The UK was one of the six countries that signed the Joint Comprehensive Plan of Action (JCPOA) with Tehran in 2015, a deal intended to limit Iran’s nuclear program to peaceful research with UN blessing. Trump unilaterally withdrew the US from the JCPOA in March 2018, but other signatories have remained committed to the deal on paper – until now.
“Whatever your objections to the old nuclear deal with Iran, it’s time now to move forward and do a new deal,” Johnson told Sky News on Monday, ahead of the UN General Assembly session in New York. He added that the UK was “trying to bring people together and de-escalate tensions.”
That, however, contradicts a statement he made on the way to New York, when he said the UK would “consider in what way we could be useful,” if asked by Saudi Arabia or the US to get involved militarily against Iran.
Within hours, a spokesman for 10 Downing Street sought to clarify Johnson’s remarks, saying that the PM “supports the JCPOA.”
“The Iranians aren’t currently in compliance and we need to bring them back into compliance. If there’s a way to do that we’re open to discussing possible solutions,” the unnamed spokesman told Reuters.
Either way, Johnson seems to have impressed Trump, who complimented the British leader on Monday when told about his remarks.
“I respect Boris a lot and I am not surprised at all that he was the first one to come out and say that,” the US leader said when asked about Johnson’s comments. “He does want a new deal… The other deal was ready to expire. It was a very short number of years left.”
The JCPOA was designed to go into effect in 2016 and expire by 2025. Much of the agreement was designed around lifting US sanctions, however, and they have all been reimposed by the Trump administration — along with new ones being added almost daily.
Iran has pointed to Trump’s unilateral withdrawal from the JCPOA as proof that the US can’t be trusted to negotiate another agreement in good faith. However, Tehran has offered to enshrine the nuclear deal into permanent law and agree to intrusive international inspections to ensure its atomic research is peaceful, demanding in return that Washington ratify the deal in Congress and lift the sanctions, to eliminate the possibility of another Trump-like reversal.
“Yes, we did offer that and that offer is still on the table,” Iranian Foreign Minister Javad Zarif told CNN on Monday. Nothing was said about a new deal, however.

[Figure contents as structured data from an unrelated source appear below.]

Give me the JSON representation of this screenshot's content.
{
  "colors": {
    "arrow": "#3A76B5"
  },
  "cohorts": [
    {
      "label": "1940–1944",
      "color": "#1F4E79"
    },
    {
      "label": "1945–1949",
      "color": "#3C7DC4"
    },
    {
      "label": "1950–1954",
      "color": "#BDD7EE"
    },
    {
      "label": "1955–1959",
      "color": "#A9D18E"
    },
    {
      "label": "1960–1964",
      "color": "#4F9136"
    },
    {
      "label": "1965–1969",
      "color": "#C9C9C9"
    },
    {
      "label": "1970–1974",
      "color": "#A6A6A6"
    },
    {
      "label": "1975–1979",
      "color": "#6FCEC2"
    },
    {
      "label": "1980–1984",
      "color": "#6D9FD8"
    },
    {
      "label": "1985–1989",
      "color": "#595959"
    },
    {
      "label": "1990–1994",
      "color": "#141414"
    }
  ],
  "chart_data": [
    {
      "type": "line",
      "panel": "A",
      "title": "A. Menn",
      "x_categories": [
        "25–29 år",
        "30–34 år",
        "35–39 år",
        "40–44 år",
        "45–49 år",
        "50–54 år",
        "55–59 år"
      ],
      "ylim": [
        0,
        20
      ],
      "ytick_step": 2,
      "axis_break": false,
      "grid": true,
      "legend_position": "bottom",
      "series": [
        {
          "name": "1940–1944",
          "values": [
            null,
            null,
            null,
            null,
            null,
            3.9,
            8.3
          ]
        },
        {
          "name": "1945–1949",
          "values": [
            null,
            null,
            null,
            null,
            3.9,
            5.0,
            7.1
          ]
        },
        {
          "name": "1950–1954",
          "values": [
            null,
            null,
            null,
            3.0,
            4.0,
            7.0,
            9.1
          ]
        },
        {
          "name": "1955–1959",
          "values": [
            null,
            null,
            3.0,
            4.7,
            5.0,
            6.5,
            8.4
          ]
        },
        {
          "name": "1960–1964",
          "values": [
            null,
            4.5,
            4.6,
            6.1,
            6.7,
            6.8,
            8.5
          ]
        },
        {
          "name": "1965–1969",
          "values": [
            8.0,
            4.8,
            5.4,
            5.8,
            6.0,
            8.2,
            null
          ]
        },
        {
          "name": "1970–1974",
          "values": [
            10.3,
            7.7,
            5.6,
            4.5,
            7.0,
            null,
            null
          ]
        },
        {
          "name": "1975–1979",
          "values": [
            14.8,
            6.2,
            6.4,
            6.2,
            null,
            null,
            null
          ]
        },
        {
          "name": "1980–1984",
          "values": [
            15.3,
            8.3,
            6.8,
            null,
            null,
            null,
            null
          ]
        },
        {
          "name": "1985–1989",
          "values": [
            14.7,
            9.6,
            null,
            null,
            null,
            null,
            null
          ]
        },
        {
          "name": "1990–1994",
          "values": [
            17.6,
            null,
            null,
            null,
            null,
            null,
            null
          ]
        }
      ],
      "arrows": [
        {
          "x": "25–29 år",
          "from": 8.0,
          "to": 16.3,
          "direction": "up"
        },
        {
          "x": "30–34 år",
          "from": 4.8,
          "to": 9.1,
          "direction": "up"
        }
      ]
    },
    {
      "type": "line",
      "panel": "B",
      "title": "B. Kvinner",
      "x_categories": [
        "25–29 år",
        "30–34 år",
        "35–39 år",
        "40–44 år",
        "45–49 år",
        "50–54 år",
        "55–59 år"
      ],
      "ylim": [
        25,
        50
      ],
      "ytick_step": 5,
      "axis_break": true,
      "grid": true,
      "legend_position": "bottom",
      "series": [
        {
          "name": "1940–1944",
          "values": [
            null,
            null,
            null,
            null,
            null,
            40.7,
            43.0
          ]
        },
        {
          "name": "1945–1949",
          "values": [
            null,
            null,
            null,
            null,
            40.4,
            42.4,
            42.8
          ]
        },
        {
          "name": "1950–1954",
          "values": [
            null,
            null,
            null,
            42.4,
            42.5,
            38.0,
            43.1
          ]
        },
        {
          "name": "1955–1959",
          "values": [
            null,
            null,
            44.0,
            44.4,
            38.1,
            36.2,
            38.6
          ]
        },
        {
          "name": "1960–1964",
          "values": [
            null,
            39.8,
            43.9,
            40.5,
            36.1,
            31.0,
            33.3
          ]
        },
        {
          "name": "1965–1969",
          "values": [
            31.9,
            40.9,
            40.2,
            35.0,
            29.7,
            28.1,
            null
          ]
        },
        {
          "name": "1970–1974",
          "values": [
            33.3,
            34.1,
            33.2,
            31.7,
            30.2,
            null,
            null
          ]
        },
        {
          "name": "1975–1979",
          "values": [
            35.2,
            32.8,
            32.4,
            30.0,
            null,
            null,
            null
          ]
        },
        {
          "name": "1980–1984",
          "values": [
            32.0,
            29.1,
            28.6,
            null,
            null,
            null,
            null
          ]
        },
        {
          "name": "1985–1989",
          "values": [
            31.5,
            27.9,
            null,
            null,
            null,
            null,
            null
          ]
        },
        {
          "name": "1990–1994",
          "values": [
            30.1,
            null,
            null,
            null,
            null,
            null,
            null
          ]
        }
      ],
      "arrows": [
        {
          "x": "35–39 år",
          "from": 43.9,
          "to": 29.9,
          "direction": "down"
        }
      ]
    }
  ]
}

While the EU has held negotiations with Iran to keep the JCPOA alive, Tehran has complained about European unwillingness to defy American dictates. Johnson, who became PM in July on a promise to push through the stalled Brexit process of leaving the EU, appears to have aligned his foreign policies more closely with Washington than Brussels, as further evidenced by his remarks on Iran – whatever they might mean in the end.